Dans cette Bohème vous mettez également en avant les divisions sociales…
Dans ce parcours mansardé, on est effectivement face à la société, il y a l’étage luxueux et ample du propriétaire et au dessus il y a les combles.
Avec Jacques, nous nous sommes basés sur le modèle social qui existe depuis le XIXe siècle.
Ces jeunes artistes sont passionnés et imprégnés de ce sacrifice pour l’art, qui est la philosophie de l’artiste depuis des siècles. L’artiste a toujours vécu en situation précaire et son art est souvent resté inaudible.
Comme aujourd’hui. En ce moment nous vivons une régression artistique, due à une mutation violente, qui laisse sur le bas côté les gens qui sont en rupture de transmission.
Avec la révolution digitale, tout avance très vite, on perd des métiers et on doit en apprendre de nouveaux en partant de rien.
Est-ce que vous reconnaissez votre jeunesse dans celle de ces jeunes artistes?
Ma jeunesse a commencé quand je suis arrivé en France, c’est la raison pour laquelle je me suis tout d’abord concentré sur l’intégration. J’ai assimilé la culture française tout en gardant ma culture d’Europe de l’est, ce qui est tout à fait possible car assimiler n’est pas abraser.
Au début c’était délicat, mais les choses ont marché très vite pour moi. En revanche j’ai connu la vie d’autres artistes, notamment des comédiens, qui étaient dans la précarité.

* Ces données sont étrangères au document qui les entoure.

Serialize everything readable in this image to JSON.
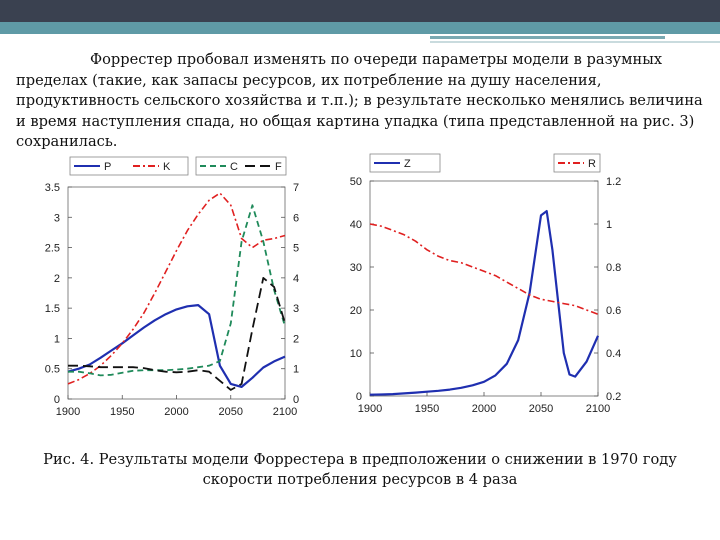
{
  "intro_text": "Форрестер пробовал изменять по очереди параметры модели в разумных пределах (такие, как запасы ресурсов, их потребление на душу населения, продуктивность сельского хозяйства и т.п.); в результате несколько менялись величина и время наступления спада, но общая картина упадка (типа представленной на рис. 3) сохранилась.",
  "caption_line1": "Рис. 4. Результаты модели Форрестера в предположении о снижении в 1970 году",
  "caption_line2": "скорости потребления ресурсов в 4 раза",
  "chart_data": [
    {
      "type": "line",
      "x": [
        1900,
        1910,
        1920,
        1930,
        1940,
        1950,
        1960,
        1970,
        1980,
        1990,
        2000,
        2010,
        2020,
        2030,
        2040,
        2050,
        2060,
        2070,
        2080,
        2090,
        2100
      ],
      "xlim": [
        1900,
        2100
      ],
      "x_ticks": [
        "1900",
        "1950",
        "2000",
        "2050",
        "2100"
      ],
      "ylim_left": [
        0,
        3.5
      ],
      "y_ticks_left": [
        "0",
        "0.5",
        "1",
        "1.5",
        "2",
        "2.5",
        "3",
        "3.5"
      ],
      "ylim_right": [
        0,
        7
      ],
      "y_ticks_right": [
        "0",
        "1",
        "2",
        "3",
        "4",
        "5",
        "6",
        "7"
      ],
      "legend": [
        {
          "name": "P",
          "color": "#1f2fb0",
          "dash": "solid"
        },
        {
          "name": "K",
          "color": "#e02020",
          "dash": "dashdot"
        },
        {
          "name": "C",
          "color": "#1f8a5a",
          "dash": "dashed"
        },
        {
          "name": "F",
          "color": "#111111",
          "dash": "longdash"
        }
      ],
      "series": [
        {
          "name": "P",
          "axis": "left",
          "color": "#1f2fb0",
          "dash": "solid",
          "width": 2.2,
          "values": [
            0.45,
            0.5,
            0.57,
            0.68,
            0.8,
            0.92,
            1.05,
            1.18,
            1.3,
            1.4,
            1.48,
            1.53,
            1.55,
            1.4,
            0.55,
            0.25,
            0.2,
            0.35,
            0.52,
            0.62,
            0.7
          ]
        },
        {
          "name": "K",
          "axis": "left",
          "color": "#e02020",
          "dash": "dashdot",
          "width": 1.6,
          "values": [
            0.25,
            0.32,
            0.42,
            0.55,
            0.72,
            0.92,
            1.15,
            1.42,
            1.75,
            2.1,
            2.45,
            2.78,
            3.05,
            3.28,
            3.4,
            3.2,
            2.65,
            2.5,
            2.62,
            2.65,
            2.7
          ]
        },
        {
          "name": "C",
          "axis": "right",
          "color": "#1f8a5a",
          "dash": "dashed",
          "width": 1.8,
          "values": [
            0.9,
            0.9,
            0.85,
            0.78,
            0.8,
            0.87,
            0.93,
            0.95,
            0.95,
            0.95,
            0.97,
            1.0,
            1.05,
            1.1,
            1.25,
            2.5,
            5.2,
            6.4,
            5.2,
            3.6,
            2.4
          ]
        },
        {
          "name": "F",
          "axis": "right",
          "color": "#111111",
          "dash": "longdash",
          "width": 1.8,
          "values": [
            1.1,
            1.1,
            1.08,
            1.05,
            1.05,
            1.05,
            1.05,
            1.02,
            0.95,
            0.9,
            0.88,
            0.9,
            0.95,
            0.9,
            0.6,
            0.3,
            0.5,
            2.3,
            4.0,
            3.7,
            2.5
          ]
        }
      ]
    },
    {
      "type": "line",
      "x": [
        1900,
        1910,
        1920,
        1930,
        1940,
        1950,
        1960,
        1970,
        1980,
        1990,
        2000,
        2010,
        2020,
        2030,
        2040,
        2045,
        2050,
        2055,
        2060,
        2065,
        2070,
        2075,
        2080,
        2090,
        2100
      ],
      "xlim": [
        1900,
        2100
      ],
      "x_ticks": [
        "1900",
        "1950",
        "2000",
        "2050",
        "2100"
      ],
      "ylim_left": [
        0,
        50
      ],
      "y_ticks_left": [
        "0",
        "10",
        "20",
        "30",
        "40",
        "50"
      ],
      "ylim_right": [
        0.2,
        1.2
      ],
      "y_ticks_right": [
        "0.2",
        "0.4",
        "0.6",
        "0.8",
        "1",
        "1.2"
      ],
      "legend": [
        {
          "name": "Z",
          "color": "#1f2fb0",
          "dash": "solid"
        },
        {
          "name": "R",
          "color": "#e02020",
          "dash": "dashdot"
        }
      ],
      "series": [
        {
          "name": "Z",
          "axis": "left",
          "color": "#1f2fb0",
          "dash": "solid",
          "width": 2.2,
          "values": [
            0.3,
            0.35,
            0.45,
            0.6,
            0.8,
            1.0,
            1.2,
            1.5,
            1.9,
            2.5,
            3.3,
            4.8,
            7.5,
            13,
            24,
            33,
            42,
            43,
            34,
            22,
            10,
            5,
            4.5,
            8,
            14
          ]
        },
        {
          "name": "R",
          "axis": "right",
          "color": "#e02020",
          "dash": "dashdot",
          "width": 1.6,
          "values": [
            1.0,
            0.99,
            0.97,
            0.95,
            0.92,
            0.88,
            0.85,
            0.83,
            0.82,
            0.8,
            0.78,
            0.76,
            0.73,
            0.7,
            0.67,
            0.66,
            0.65,
            0.645,
            0.64,
            0.635,
            0.63,
            0.625,
            0.62,
            0.6,
            0.58
          ]
        }
      ]
    }
  ]
}
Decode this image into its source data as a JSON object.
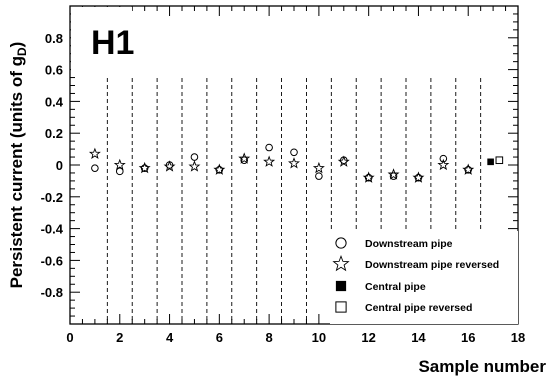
{
  "chart_data": {
    "type": "scatter",
    "panel_label": "H1",
    "xlabel": "Sample number",
    "ylabel_main": "Persistent current (units of g",
    "ylabel_sub": "D",
    "ylabel_close": ")",
    "xlim": [
      0,
      18
    ],
    "ylim": [
      -1,
      1
    ],
    "x_ticks": [
      0,
      2,
      4,
      6,
      8,
      10,
      12,
      14,
      16,
      18
    ],
    "x_tick_labels": [
      "0",
      "2",
      "4",
      "6",
      "8",
      "10",
      "12",
      "14",
      "16",
      "18"
    ],
    "y_ticks": [
      -0.8,
      -0.6,
      -0.4,
      -0.2,
      0,
      0.2,
      0.4,
      0.6,
      0.8
    ],
    "y_tick_labels": [
      "-0.8",
      "-0.6",
      "-0.4",
      "-0.2",
      "0",
      "0.2",
      "0.4",
      "0.6",
      "0.8"
    ],
    "sample_boundaries": [
      1.5,
      2.5,
      3.5,
      4.5,
      5.5,
      6.5,
      7.5,
      8.5,
      9.5,
      10.5,
      11.5,
      12.5,
      13.5,
      14.5,
      15.5,
      16.5
    ],
    "legend_placement": "bottom-right",
    "series": [
      {
        "name": "Downstream pipe",
        "marker": "open-circle",
        "x": [
          1,
          2,
          3,
          4,
          5,
          6,
          7,
          8,
          9,
          10,
          11,
          12,
          13,
          14,
          15,
          16
        ],
        "y": [
          -0.02,
          -0.04,
          -0.02,
          0.0,
          0.05,
          -0.03,
          0.03,
          0.11,
          0.08,
          -0.07,
          0.03,
          -0.08,
          -0.07,
          -0.08,
          0.04,
          -0.03
        ]
      },
      {
        "name": "Downstream pipe reversed",
        "marker": "open-star",
        "x": [
          1,
          2,
          3,
          4,
          5,
          6,
          7,
          8,
          9,
          10,
          11,
          12,
          13,
          14,
          15,
          16
        ],
        "y": [
          0.07,
          0.0,
          -0.02,
          -0.01,
          -0.01,
          -0.03,
          0.04,
          0.02,
          0.01,
          -0.02,
          0.02,
          -0.08,
          -0.06,
          -0.08,
          0.0,
          -0.03
        ]
      },
      {
        "name": "Central pipe",
        "marker": "filled-square",
        "x": [
          16.9
        ],
        "y": [
          0.02
        ]
      },
      {
        "name": "Central pipe reversed",
        "marker": "open-square",
        "x": [
          17.25
        ],
        "y": [
          0.03
        ]
      }
    ]
  }
}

Dans un entretien paru dans l’Express vous souligniez le fait que la France est très attachée au passé et au présent mais ne s’intéresse pas au futur, tandis que vous et Attali êtes plutôt orientés vers l’avenir. Pouvez-vous nous en dire plus ?
En arrivant en France, j’ai très vite compris qu’ici on ne valorise que le passé et le présent. Le futur est souvent méprisé ou ignoré, il fait peur car on n’y sera plus, ça c’est très français.
On retrouve ça dans le mot science-fiction qui est méprisé. Ça m’a toujours choqué, car c’est un genre littéraire qui compte pourtant de très grands textes. Je considère qu’écrire de la science-fiction est même un plus.
A l’époque de la “nouvelle vague”, le cinéma français a mis le projecteur sur quelque chose de sociétale et autofictionnel. Ce mouvement reste un passage obligé pour les élites culturelles, un summum intouchable.
Je suis plus près de l’esprit anglo-saxon et de son ouverture, auquel je rajoute la fantaisie de l’Europe de l’est, qui est très flamboyante et aussi plus violente.
La science-fiction comprend aussi de très grandes réflexions sur notre société, la relation à l’environnement, la philosophie et l’éthique…
Oui, car la science-fiction ne se réduit pas aux petits bonshommes verts ! C’est le questionnement d’un futur proche.
La politique devrait se poser la question du futur. L’Europe unie, au lieu de valoriser son pouvoir culturel, l’a affaibli et s’est soumis aux diktats des États-Unis, en les prenant comme modèle. Aucun homme politique ne s’est intéressé à cette question et personnellement je leur en veux !
Sur quoi travaillez-vous en ce moment?
Je suis reparti sur un album, qui n’est pas une trilogie, mais un seul ouvrage de 130-150 pages. Je travaille également à un petit livre édité, du crayonné, à une pièce de théâtre mise en scène et à de la peinture. J’ai aussi le projet très beau et ambitieux d’un film sur une personne qui fait une enquête sur une planète 3000 ans après que l’homme y a disparu.
Pour finir, je prépare une petite exposition à la galerie Barbier & Mathon à Paris, dont le vernissage sera le 22 septembre 2016. Comme en ce moment, je fais une grande exposition à Tokyo au Chanel Nexus Hall, je suis content aussi de revenir aux croquis et aux dessins préparatoires.